Tinha verdadeiro pavor de voltar à vida sem teto, sem sequer uma pequena propriedade. Agora, pelo menos, moravam num lar construído com dinheiro do tio de Quirino, onde se sentiam seguros e não precisavam temer expulsão. E se vendessem a casa e o dinheiro não bastasse para reformar a velha morada? Poderiam acabar novamente morando debaixo das pontes.

“Vamos conversar melhor em casa. Não dá para decidir nada agora,” disse ela.

Quirino conhecia bem a esposa: por fora, dura como pedra, mas de coração mole. Sabia que, conversando em casa, ela acabaria compreendendo.

Depois de se despedirem diante da casa ancestral dos Quirino, Djalma decidiu que, assim que Eustáquio melhorasse, perguntaria sobre o Sapo Dourado das Dádivas.

Ao voltar para casa, antes mesmo de abrir a porta, ouviu vozes vindas do quarto dos fundos.

“Eustáquio, daqui a pouco trago um pouco de mingau para você. Fique deitado e descanse, vou indo.”

Assim que a voz se calou, a porta foi aberta por dentro, e Djalma, com a mão levantada para bater, ficou paralisado. Era a esposa de Zé Torto, que viera cuidar de Eustáquio.

“Tia, obrigado por sair nesse frio só para nos ajudar.”

“Meu filho, vim te ver para que não carregue muito no peito o caso da sua tia. Ainda há muita gente boa no mundo.”

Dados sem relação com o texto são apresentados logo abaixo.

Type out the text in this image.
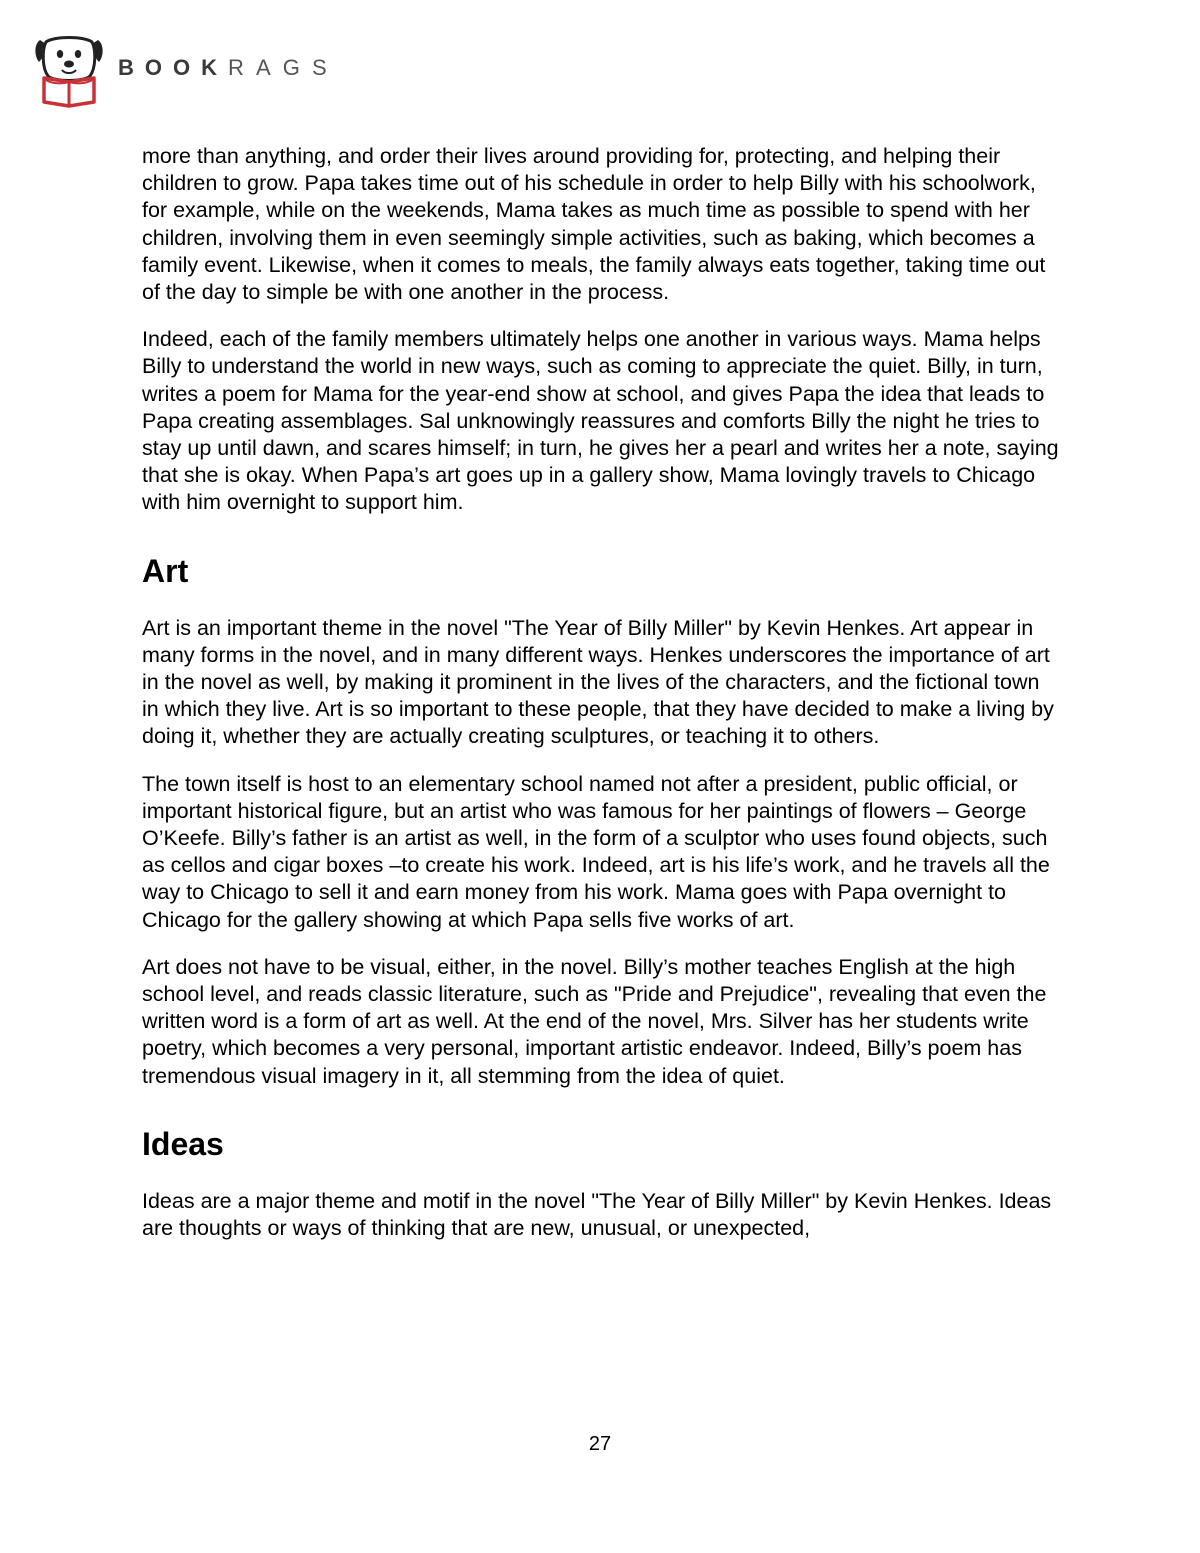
BOOK RAGS

more than anything, and order their lives around providing for, protecting, and helping their children to grow. Papa takes time out of his schedule in order to help Billy with his schoolwork, for example, while on the weekends, Mama takes as much time as possible to spend with her children, involving them in even seemingly simple activities, such as baking, which becomes a family event. Likewise, when it comes to meals, the family always eats together, taking time out of the day to simple be with one another in the process.

Indeed, each of the family members ultimately helps one another in various ways. Mama helps Billy to understand the world in new ways, such as coming to appreciate the quiet. Billy, in turn, writes a poem for Mama for the year-end show at school, and gives Papa the idea that leads to Papa creating assemblages. Sal unknowingly reassures and comforts Billy the night he tries to stay up until dawn, and scares himself; in turn, he gives her a pearl and writes her a note, saying that she is okay. When Papa’s art goes up in a gallery show, Mama lovingly travels to Chicago with him overnight to support him.

Art

Art is an important theme in the novel "The Year of Billy Miller" by Kevin Henkes. Art appear in many forms in the novel, and in many different ways. Henkes underscores the importance of art in the novel as well, by making it prominent in the lives of the characters, and the fictional town in which they live. Art is so important to these people, that they have decided to make a living by doing it, whether they are actually creating sculptures, or teaching it to others.

The town itself is host to an elementary school named not after a president, public official, or important historical figure, but an artist who was famous for her paintings of flowers – George O’Keefe. Billy’s father is an artist as well, in the form of a sculptor who uses found objects, such as cellos and cigar boxes –to create his work. Indeed, art is his life’s work, and he travels all the way to Chicago to sell it and earn money from his work. Mama goes with Papa overnight to Chicago for the gallery showing at which Papa sells five works of art.

Art does not have to be visual, either, in the novel. Billy’s mother teaches English at the high school level, and reads classic literature, such as "Pride and Prejudice", revealing that even the written word is a form of art as well. At the end of the novel, Mrs. Silver has her students write poetry, which becomes a very personal, important artistic endeavor. Indeed, Billy’s poem has tremendous visual imagery in it, all stemming from the idea of quiet.

Ideas

Ideas are a major theme and motif in the novel "The Year of Billy Miller" by Kevin Henkes. Ideas are thoughts or ways of thinking that are new, unusual, or unexpected,

27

Djalma já superara aquilo, e o bisavô já havia punido os culpados. Eles foram injustos, mas ele não podia retribuir na mesma moeda.

“Tia, depois disso, não se fala mais nisso,” disse Djalma.

A esposa de Zé Torto percebeu que Djalma realmente deixara o problema para trás e ficou aliviada, apenas temia que ele guardasse rancor e adoecesse de mágoa.

“Ah, veja só, quase me esqueci. Vi que Eustáquio acordou, então não se preocupem com o jantar. Daqui a pouco trago comida para vocês dois.”

Sem esperar resposta, saiu para casa.

Ao saber que Eustáquio estava acordado, Djalma entrou rapidamente no quarto e o viu sentado, recostado na parede. Embora ainda estivesse pálido e visivelmente fraco, Djalma tinha certeza de que em poucos dias Eustáquio estaria recuperado.